Each Monday, we'll blog about our members! Our Member Monday posts will feature stories, pictures and ideas from the members that make up St. Joe Today.
Driving into our corner of Southwest Michigan, you’ll find apple orchards, grape vineyards, and fields of strawberries. Come spring, the blossoms begin to show, and the landscape is filled with tiny dots of white and pink. It’s a beautiful sight for residents, and marks the beginning of a season that the area’s economy depends on. It’s also a sight that has attracted tourists for years, as they visited the “Fruit Belt”. While the blooms may come slowly at first, there is a definite start to the season. That’s the first weekend of May, when the Blossomtime Festival and Parade happens!

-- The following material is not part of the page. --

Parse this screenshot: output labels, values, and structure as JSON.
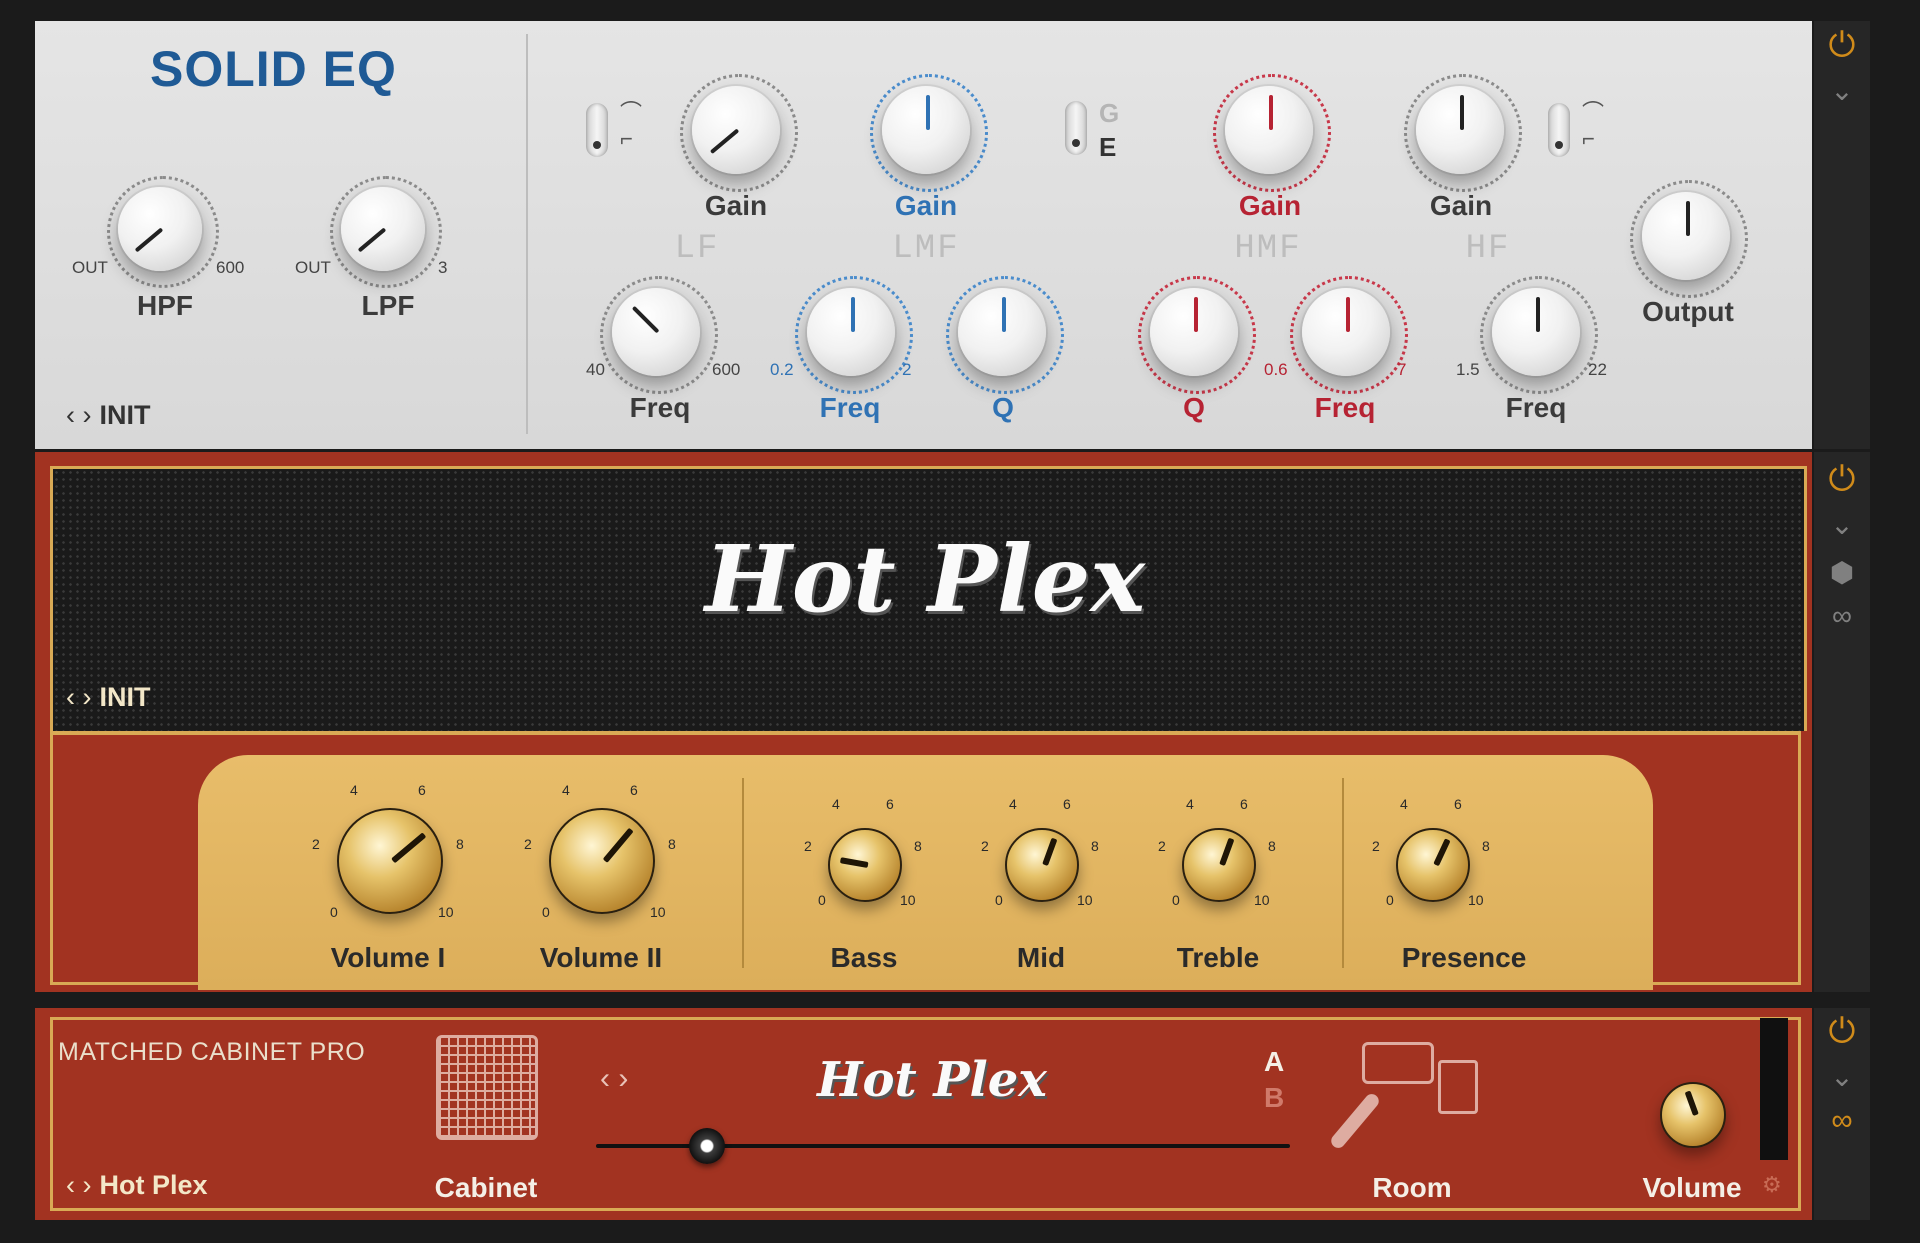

The St. Joseph High School Marching Band kicked off the parade at 1:00 on Main St; floats from the surrounding communities followed, including Berrien Springs' Beatles-themed float playing "Yellow Submarine".
The Blossomtime Festival is a week of events celebrating the area, and the highlight is the Saturday parade. This parade includes 23 different communities in Southwest Michigan! Each community brings a different energy to the parade, uniting in a celebration that kicks off the summer. This year, there were floats, marching bands, area organizations, vets, police cars, and more. There were estimated to be 200,000 spectators! A spectacular show, it lasted for 2 hours, starting in St. Joseph and tracing Main St. through Benton Harbor.
Each community has a float, a band, and a court of royalty. From the courts, a reigning Blossomtime king and queen are selected. The first queen, Catherine Burrell, was selected in 1924. This year, Ashley Sipla of Coloma was crowned. There's also a float that carries the "Buds"- aspiring kings and queens!
The Blossomtime Festival has a huge historical component to the area, too. Orchard tours were a huge draw to the area, inspiring many Chicago residents to hop the ferry. It was a priority for many businesses in the area, and they took a proactive role in the early tourism. The Blossomtime parade traces back to 1923, when the Southwest Michigan community came together to celebrate the beginning of the fruit season by offering a central event for the residents and visitors. Originally, a truck traveled around Chicago’s Loop advertising the parade and “blossom lanes” for spectacular travel.
Eden Springs Park at the House of David had a float celebrating their historic baseball games, and the ongoing restoration project. You can read about the volunteer overhaul here.
The Benton Harbor Tigers were awesome; you can find a video of them here on our YouTube channel.
The Blossomtime Festival happens in early May each year; the parade is the first Saturday of May. We hope to see you for 2017!